Friday, May. 16, 1969

Breakthrough in Chapel Hill

North Carolina is the South's most liberal state, and Chapel Hill has long had an envied reputation as one of its most liberal towns. Home of the University of North Carolina, it was once called by Editor-Publisher Mark Ethridge "the capital of the Southern mind." Last week Chapel Hill chose Howard Nathaniel Lee, 34, a Negro, to be its next mayor--by 2,567 votes out of a record 4,734 cast. Lee is the eleventh black mayor in the South, but the first to be elected in a predominantly white Southern community. Said former Vice President Hubert Humphrey in a congratulatory telegram: "This is a new breakthrough in Southern politics."

Lee is the son of a Georgia sharecropper, a child of the Depression who was twice a high school dropout. He eventually went to Georgia's Fort Valley State College, worked as a probation officer in. Savannah, and then moved to Chapel Hill in 1964 as a graduate student in social work. Lee's strenuous campaign centered on the contention that Chapel Hill, whose voting population is less than 10% Negro, was failing to meet the needs of its people in public transportation, recreation, city planning and housing.

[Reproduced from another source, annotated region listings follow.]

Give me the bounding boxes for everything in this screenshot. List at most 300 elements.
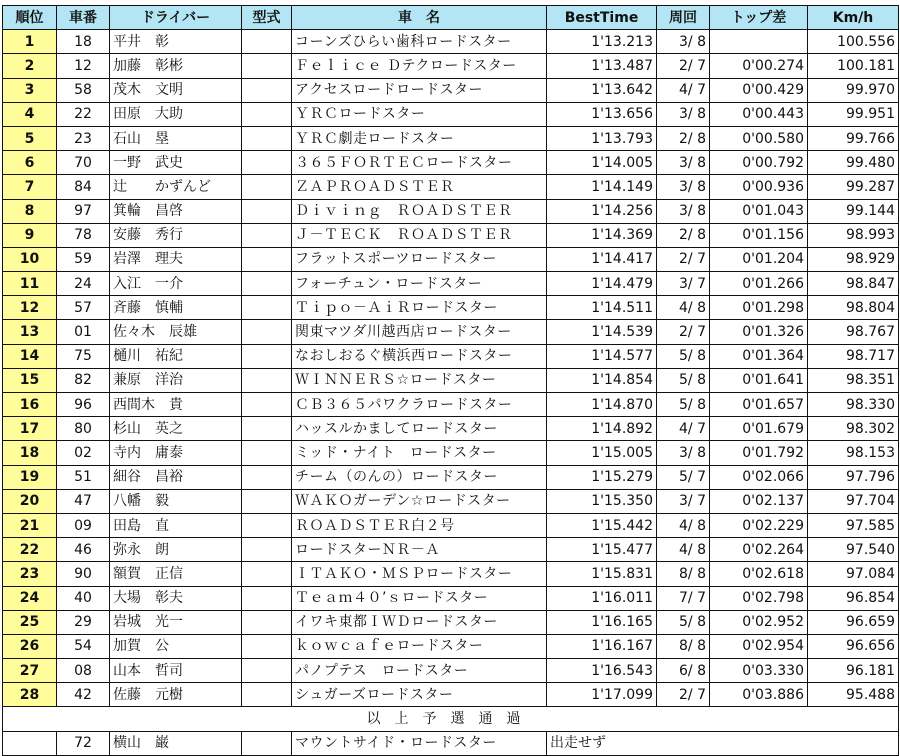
speed-cell: 98.804 bbox=[808, 296, 899, 320]
position-cell: 14 bbox=[3, 344, 57, 368]
qualify-divider-label: 以上予選通過 bbox=[3, 707, 899, 731]
table-row bbox=[3, 223, 899, 247]
driver-cell: 細谷 昌裕 bbox=[110, 465, 242, 489]
speed-cell: 99.287 bbox=[808, 175, 899, 199]
table-row bbox=[3, 344, 899, 368]
car-number-cell: 51 bbox=[57, 465, 110, 489]
speed-cell: 99.970 bbox=[808, 78, 899, 102]
gap-cell: 0'02.229 bbox=[710, 513, 808, 537]
gap-cell: 0'00.936 bbox=[710, 175, 808, 199]
type-cell bbox=[242, 683, 292, 707]
position-cell: 22 bbox=[3, 538, 57, 562]
speed-cell: 98.302 bbox=[808, 417, 899, 441]
car-name-cell: なおしおるぐ横浜西ロードスター bbox=[292, 344, 547, 368]
best-time-cell: 1'15.350 bbox=[547, 489, 657, 513]
table-row bbox=[3, 151, 899, 175]
table-row bbox=[3, 393, 899, 417]
speed-cell: 98.351 bbox=[808, 368, 899, 392]
car-number-cell: 80 bbox=[57, 417, 110, 441]
table-row bbox=[3, 562, 899, 586]
best-time-cell: 1'14.369 bbox=[547, 223, 657, 247]
driver-cell: 山本 哲司 bbox=[110, 659, 242, 683]
gap-cell: 0'03.330 bbox=[710, 659, 808, 683]
table-row bbox=[3, 513, 899, 537]
car-name-cell: フラットスポーツロードスター bbox=[292, 247, 547, 271]
car-number-cell: 82 bbox=[57, 368, 110, 392]
header-gap: トップ差 bbox=[710, 6, 808, 30]
table-row bbox=[3, 610, 899, 634]
driver-cell: 岩澤 理夫 bbox=[110, 247, 242, 271]
car-name-cell: ＷＡＫＯガーデン☆ロードスター bbox=[292, 489, 547, 513]
car-name-cell: Ｊ－ＴＥＣＫ ＲＯＡＤＳＴＥＲ bbox=[292, 223, 547, 247]
speed-cell: 98.153 bbox=[808, 441, 899, 465]
gap-cell: 0'01.043 bbox=[710, 199, 808, 223]
car-name-cell: ハッスルかましてロードスター bbox=[292, 417, 547, 441]
qualify-divider-row bbox=[3, 707, 899, 731]
car-number-cell: 70 bbox=[57, 151, 110, 175]
table-row bbox=[3, 102, 899, 126]
driver-cell: 弥永 朗 bbox=[110, 538, 242, 562]
did-not-start-note: 出走せず bbox=[547, 731, 899, 755]
car-name-cell: シュガーズロードスター bbox=[292, 683, 547, 707]
position-cell: 3 bbox=[3, 78, 57, 102]
car-number-cell: 84 bbox=[57, 175, 110, 199]
driver-cell: 安藤 秀行 bbox=[110, 223, 242, 247]
type-cell bbox=[242, 296, 292, 320]
gap-cell: 0'01.298 bbox=[710, 296, 808, 320]
type-cell bbox=[242, 634, 292, 658]
car-name-cell: ＺＡＰＲＯＡＤＳＴＥＲ bbox=[292, 175, 547, 199]
laps-cell: 2/ 7 bbox=[657, 683, 710, 707]
car-number-cell: 57 bbox=[57, 296, 110, 320]
laps-cell: 2/ 7 bbox=[657, 247, 710, 271]
car-number-cell: 97 bbox=[57, 199, 110, 223]
table-row bbox=[3, 368, 899, 392]
best-time-cell: 1'14.511 bbox=[547, 296, 657, 320]
gap-cell: 0'02.066 bbox=[710, 465, 808, 489]
laps-cell: 4/ 7 bbox=[657, 78, 710, 102]
type-cell bbox=[242, 465, 292, 489]
speed-cell: 96.656 bbox=[808, 634, 899, 658]
type-cell bbox=[242, 731, 292, 755]
best-time-cell: 1'14.005 bbox=[547, 151, 657, 175]
car-name-cell: 関東マツダ川越西店ロードスター bbox=[292, 320, 547, 344]
header-driver: ドライバー bbox=[110, 6, 242, 30]
gap-cell: 0'00.580 bbox=[710, 126, 808, 150]
table-row bbox=[3, 538, 899, 562]
car-number-cell: 59 bbox=[57, 247, 110, 271]
gap-cell: 0'01.792 bbox=[710, 441, 808, 465]
table-row bbox=[3, 247, 899, 271]
best-time-cell: 1'15.442 bbox=[547, 513, 657, 537]
position-cell: 12 bbox=[3, 296, 57, 320]
laps-cell: 2/ 7 bbox=[657, 320, 710, 344]
position-cell: 27 bbox=[3, 659, 57, 683]
header-position: 順位 bbox=[3, 6, 57, 30]
driver-cell: 西間木 貴 bbox=[110, 393, 242, 417]
driver-cell: 佐藤 元樹 bbox=[110, 683, 242, 707]
table-row bbox=[3, 634, 899, 658]
table-row bbox=[3, 465, 899, 489]
header-car-name: 車 名 bbox=[292, 6, 547, 30]
driver-cell: 大場 彰夫 bbox=[110, 586, 242, 610]
car-name-cell: ＩＴＡＫＯ・ＭＳＰロードスター bbox=[292, 562, 547, 586]
best-time-cell: 1'14.854 bbox=[547, 368, 657, 392]
speed-cell: 96.659 bbox=[808, 610, 899, 634]
position-cell: 17 bbox=[3, 417, 57, 441]
car-number-cell: 29 bbox=[57, 610, 110, 634]
speed-cell: 97.704 bbox=[808, 489, 899, 513]
header-car-number: 車番 bbox=[57, 6, 110, 30]
gap-cell: 0'02.952 bbox=[710, 610, 808, 634]
gap-cell: 0'02.798 bbox=[710, 586, 808, 610]
laps-cell: 3/ 7 bbox=[657, 272, 710, 296]
position-cell: 23 bbox=[3, 562, 57, 586]
type-cell bbox=[242, 344, 292, 368]
driver-cell: 兼原 洋治 bbox=[110, 368, 242, 392]
driver-cell: 石山 塁 bbox=[110, 126, 242, 150]
gap-cell: 0'02.264 bbox=[710, 538, 808, 562]
position-cell: 13 bbox=[3, 320, 57, 344]
best-time-cell: 1'13.656 bbox=[547, 102, 657, 126]
driver-cell: 加賀 公 bbox=[110, 634, 242, 658]
type-cell bbox=[242, 102, 292, 126]
best-time-cell: 1'15.831 bbox=[547, 562, 657, 586]
table-row bbox=[3, 320, 899, 344]
gap-cell: 0'01.364 bbox=[710, 344, 808, 368]
type-cell bbox=[242, 368, 292, 392]
car-number-cell: 02 bbox=[57, 441, 110, 465]
gap-cell: 0'02.137 bbox=[710, 489, 808, 513]
gap-cell bbox=[710, 30, 808, 54]
laps-cell: 2/ 7 bbox=[657, 54, 710, 78]
laps-cell: 3/ 8 bbox=[657, 30, 710, 54]
driver-cell: 茂木 文明 bbox=[110, 78, 242, 102]
nonstarter-row bbox=[3, 731, 899, 755]
table-row bbox=[3, 175, 899, 199]
laps-cell: 3/ 8 bbox=[657, 151, 710, 175]
speed-cell: 97.540 bbox=[808, 538, 899, 562]
laps-cell: 5/ 8 bbox=[657, 610, 710, 634]
speed-cell: 97.084 bbox=[808, 562, 899, 586]
speed-cell: 98.767 bbox=[808, 320, 899, 344]
car-number-cell: 96 bbox=[57, 393, 110, 417]
car-number-cell: 01 bbox=[57, 320, 110, 344]
table-row bbox=[3, 296, 899, 320]
car-name-cell: パノプテス ロードスター bbox=[292, 659, 547, 683]
best-time-cell: 1'14.149 bbox=[547, 175, 657, 199]
car-name-cell: アクセスロードロードスター bbox=[292, 78, 547, 102]
best-time-cell: 1'16.011 bbox=[547, 586, 657, 610]
car-number-cell: 46 bbox=[57, 538, 110, 562]
table-row bbox=[3, 683, 899, 707]
type-cell bbox=[242, 586, 292, 610]
best-time-cell: 1'14.256 bbox=[547, 199, 657, 223]
car-number-cell: 12 bbox=[57, 54, 110, 78]
speed-cell: 99.766 bbox=[808, 126, 899, 150]
laps-cell: 5/ 8 bbox=[657, 393, 710, 417]
position-cell: 5 bbox=[3, 126, 57, 150]
best-time-cell: 1'13.487 bbox=[547, 54, 657, 78]
speed-cell: 96.854 bbox=[808, 586, 899, 610]
position-cell: 21 bbox=[3, 513, 57, 537]
position-cell: 10 bbox=[3, 247, 57, 271]
car-name-cell: Ｔｉｐｏ－ＡｉＲロードスター bbox=[292, 296, 547, 320]
gap-cell: 0'00.792 bbox=[710, 151, 808, 175]
best-time-cell: 1'13.213 bbox=[547, 30, 657, 54]
car-name-cell: ＹＲＣロードスター bbox=[292, 102, 547, 126]
laps-cell: 8/ 8 bbox=[657, 634, 710, 658]
car-number-cell: 22 bbox=[57, 102, 110, 126]
car-number-cell: 08 bbox=[57, 659, 110, 683]
type-cell bbox=[242, 513, 292, 537]
gap-cell: 0'00.443 bbox=[710, 102, 808, 126]
position-cell: 26 bbox=[3, 634, 57, 658]
type-cell bbox=[242, 272, 292, 296]
best-time-cell: 1'14.539 bbox=[547, 320, 657, 344]
car-number-cell: 90 bbox=[57, 562, 110, 586]
position-cell: 18 bbox=[3, 441, 57, 465]
speed-cell: 100.181 bbox=[808, 54, 899, 78]
laps-cell: 3/ 7 bbox=[657, 489, 710, 513]
header-best-time: BestTime bbox=[547, 6, 657, 30]
driver-cell: 岩城 光一 bbox=[110, 610, 242, 634]
car-name-cell: ＣＢ３６５パワクラロードスター bbox=[292, 393, 547, 417]
car-number-cell: 24 bbox=[57, 272, 110, 296]
car-name-cell: ＹＲＣ劇走ロードスター bbox=[292, 126, 547, 150]
driver-cell: 加藤 彰彬 bbox=[110, 54, 242, 78]
driver-cell: 箕輪 昌啓 bbox=[110, 199, 242, 223]
laps-cell: 2/ 8 bbox=[657, 223, 710, 247]
best-time-cell: 1'14.870 bbox=[547, 393, 657, 417]
best-time-cell: 1'16.167 bbox=[547, 634, 657, 658]
best-time-cell: 1'13.642 bbox=[547, 78, 657, 102]
laps-cell: 4/ 8 bbox=[657, 538, 710, 562]
gap-cell: 0'01.657 bbox=[710, 393, 808, 417]
type-cell bbox=[242, 659, 292, 683]
best-time-cell: 1'15.477 bbox=[547, 538, 657, 562]
table-row bbox=[3, 272, 899, 296]
table-row bbox=[3, 489, 899, 513]
position-cell: 16 bbox=[3, 393, 57, 417]
type-cell bbox=[242, 126, 292, 150]
car-name-cell: マウントサイド・ロードスター bbox=[292, 731, 547, 755]
speed-cell: 98.330 bbox=[808, 393, 899, 417]
car-name-cell: ｋｏｗｃａｆｅロードスター bbox=[292, 634, 547, 658]
car-name-cell: Ｆｅｌｉｃｅ Ｄテクロードスター bbox=[292, 54, 547, 78]
driver-cell: 一野 武史 bbox=[110, 151, 242, 175]
car-name-cell: ３６５ＦＯＲＴＥＣロードスター bbox=[292, 151, 547, 175]
type-cell bbox=[242, 54, 292, 78]
table-row bbox=[3, 659, 899, 683]
car-number-cell: 75 bbox=[57, 344, 110, 368]
table-row bbox=[3, 199, 899, 223]
speed-cell: 97.585 bbox=[808, 513, 899, 537]
speed-cell: 98.993 bbox=[808, 223, 899, 247]
type-cell bbox=[242, 489, 292, 513]
laps-cell: 3/ 8 bbox=[657, 441, 710, 465]
driver-cell: 田原 大助 bbox=[110, 102, 242, 126]
table-row bbox=[3, 54, 899, 78]
type-cell bbox=[242, 151, 292, 175]
gap-cell: 0'01.156 bbox=[710, 223, 808, 247]
position-cell: 4 bbox=[3, 102, 57, 126]
laps-cell: 6/ 8 bbox=[657, 659, 710, 683]
header-speed: Km/h bbox=[808, 6, 899, 30]
position-cell: 11 bbox=[3, 272, 57, 296]
position-cell: 2 bbox=[3, 54, 57, 78]
best-time-cell: 1'14.417 bbox=[547, 247, 657, 271]
gap-cell: 0'02.618 bbox=[710, 562, 808, 586]
header-type: 型式 bbox=[242, 6, 292, 30]
gap-cell: 0'01.679 bbox=[710, 417, 808, 441]
laps-cell: 7/ 7 bbox=[657, 586, 710, 610]
car-number-cell: 09 bbox=[57, 513, 110, 537]
results-body bbox=[3, 30, 899, 756]
best-time-cell: 1'17.099 bbox=[547, 683, 657, 707]
laps-cell: 2/ 8 bbox=[657, 126, 710, 150]
position-cell: 7 bbox=[3, 175, 57, 199]
type-cell bbox=[242, 538, 292, 562]
car-number-cell: 58 bbox=[57, 78, 110, 102]
car-name-cell: ミッド・ナイト ロードスター bbox=[292, 441, 547, 465]
car-name-cell: チーム（のんの）ロードスター bbox=[292, 465, 547, 489]
best-time-cell: 1'15.279 bbox=[547, 465, 657, 489]
type-cell bbox=[242, 223, 292, 247]
position-cell: 1 bbox=[3, 30, 57, 54]
type-cell bbox=[242, 610, 292, 634]
laps-cell: 3/ 8 bbox=[657, 199, 710, 223]
speed-cell: 96.181 bbox=[808, 659, 899, 683]
car-name-cell: コーンズひらい歯科ロードスター bbox=[292, 30, 547, 54]
car-number-cell: 18 bbox=[57, 30, 110, 54]
gap-cell: 0'01.326 bbox=[710, 320, 808, 344]
table-row bbox=[3, 441, 899, 465]
gap-cell: 0'00.429 bbox=[710, 78, 808, 102]
speed-cell: 98.929 bbox=[808, 247, 899, 271]
driver-cell: 横山 巌 bbox=[110, 731, 242, 755]
car-name-cell: ＲＯＡＤＳＴＥＲ白２号 bbox=[292, 513, 547, 537]
car-name-cell: ＷＩＮＮＥＲＳ☆ロードスター bbox=[292, 368, 547, 392]
best-time-cell: 1'14.577 bbox=[547, 344, 657, 368]
laps-cell: 4/ 8 bbox=[657, 296, 710, 320]
position-cell: 28 bbox=[3, 683, 57, 707]
speed-cell: 98.717 bbox=[808, 344, 899, 368]
position-cell: 20 bbox=[3, 489, 57, 513]
driver-cell: 佐々木 辰雄 bbox=[110, 320, 242, 344]
table-row bbox=[3, 126, 899, 150]
type-cell bbox=[242, 562, 292, 586]
table-row bbox=[3, 78, 899, 102]
type-cell bbox=[242, 247, 292, 271]
speed-cell: 95.488 bbox=[808, 683, 899, 707]
best-time-cell: 1'16.165 bbox=[547, 610, 657, 634]
best-time-cell: 1'14.892 bbox=[547, 417, 657, 441]
position-cell bbox=[3, 731, 57, 755]
best-time-cell: 1'16.543 bbox=[547, 659, 657, 683]
driver-cell: 辻 かずんど bbox=[110, 175, 242, 199]
laps-cell: 3/ 8 bbox=[657, 102, 710, 126]
car-number-cell: 42 bbox=[57, 683, 110, 707]
gap-cell: 0'02.954 bbox=[710, 634, 808, 658]
speed-cell: 100.556 bbox=[808, 30, 899, 54]
header-laps: 周回 bbox=[657, 6, 710, 30]
car-number-cell: 72 bbox=[57, 731, 110, 755]
gap-cell: 0'00.274 bbox=[710, 54, 808, 78]
driver-cell: 平井 彰 bbox=[110, 30, 242, 54]
car-number-cell: 47 bbox=[57, 489, 110, 513]
type-cell bbox=[242, 320, 292, 344]
car-name-cell: フォーチュン・ロードスター bbox=[292, 272, 547, 296]
table-row bbox=[3, 30, 899, 54]
driver-cell: 樋川 祐紀 bbox=[110, 344, 242, 368]
type-cell bbox=[242, 78, 292, 102]
driver-cell: 八幡 毅 bbox=[110, 489, 242, 513]
laps-cell: 5/ 7 bbox=[657, 465, 710, 489]
car-number-cell: 23 bbox=[57, 126, 110, 150]
type-cell bbox=[242, 417, 292, 441]
laps-cell: 4/ 7 bbox=[657, 417, 710, 441]
driver-cell: 入江 一介 bbox=[110, 272, 242, 296]
type-cell bbox=[242, 441, 292, 465]
header-row bbox=[3, 6, 899, 30]
gap-cell: 0'01.641 bbox=[710, 368, 808, 392]
type-cell bbox=[242, 393, 292, 417]
position-cell: 9 bbox=[3, 223, 57, 247]
position-cell: 24 bbox=[3, 586, 57, 610]
car-number-cell: 78 bbox=[57, 223, 110, 247]
type-cell bbox=[242, 175, 292, 199]
best-time-cell: 1'14.479 bbox=[547, 272, 657, 296]
laps-cell: 5/ 8 bbox=[657, 368, 710, 392]
car-name-cell: イワキ東都ＩＷＤロードスター bbox=[292, 610, 547, 634]
driver-cell: 斉藤 慎輔 bbox=[110, 296, 242, 320]
driver-cell: 杉山 英之 bbox=[110, 417, 242, 441]
car-name-cell: ロードスターＮＲ－Ａ bbox=[292, 538, 547, 562]
speed-cell: 99.951 bbox=[808, 102, 899, 126]
gap-cell: 0'03.886 bbox=[710, 683, 808, 707]
position-cell: 8 bbox=[3, 199, 57, 223]
driver-cell: 寺内 庸泰 bbox=[110, 441, 242, 465]
best-time-cell: 1'15.005 bbox=[547, 441, 657, 465]
driver-cell: 額賀 正信 bbox=[110, 562, 242, 586]
table-row bbox=[3, 417, 899, 441]
car-number-cell: 54 bbox=[57, 634, 110, 658]
results-table bbox=[2, 5, 899, 756]
position-cell: 6 bbox=[3, 151, 57, 175]
type-cell bbox=[242, 30, 292, 54]
gap-cell: 0'01.266 bbox=[710, 272, 808, 296]
speed-cell: 98.847 bbox=[808, 272, 899, 296]
speed-cell: 99.480 bbox=[808, 151, 899, 175]
car-name-cell: Ｄｉｖｉｎｇ ＲＯＡＤＳＴＥＲ bbox=[292, 199, 547, 223]
speed-cell: 97.796 bbox=[808, 465, 899, 489]
car-name-cell: Ｔｅａｍ４０’ｓロードスター bbox=[292, 586, 547, 610]
speed-cell: 99.144 bbox=[808, 199, 899, 223]
position-cell: 25 bbox=[3, 610, 57, 634]
driver-cell: 田島 直 bbox=[110, 513, 242, 537]
best-time-cell: 1'13.793 bbox=[547, 126, 657, 150]
table-row bbox=[3, 586, 899, 610]
laps-cell: 4/ 8 bbox=[657, 513, 710, 537]
type-cell bbox=[242, 199, 292, 223]
laps-cell: 5/ 8 bbox=[657, 344, 710, 368]
gap-cell: 0'01.204 bbox=[710, 247, 808, 271]
laps-cell: 3/ 8 bbox=[657, 175, 710, 199]
position-cell: 19 bbox=[3, 465, 57, 489]
car-number-cell: 40 bbox=[57, 586, 110, 610]
laps-cell: 8/ 8 bbox=[657, 562, 710, 586]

Lee's opponent was Roland Giduz, a 43-year-old white who has served twelve years on the town board of aldermen. Giduz is a liberal on race issues and supports the town's open housing ordinance. He manages the University of North Carolina alumni magazine; Lee is head of employee relations at Duke University in nearby Durham. Lee is not unaware of his special position. "I'll be walking a tightrope," he says. "I could be slaughtered from both sides: by the white racists or the black militants."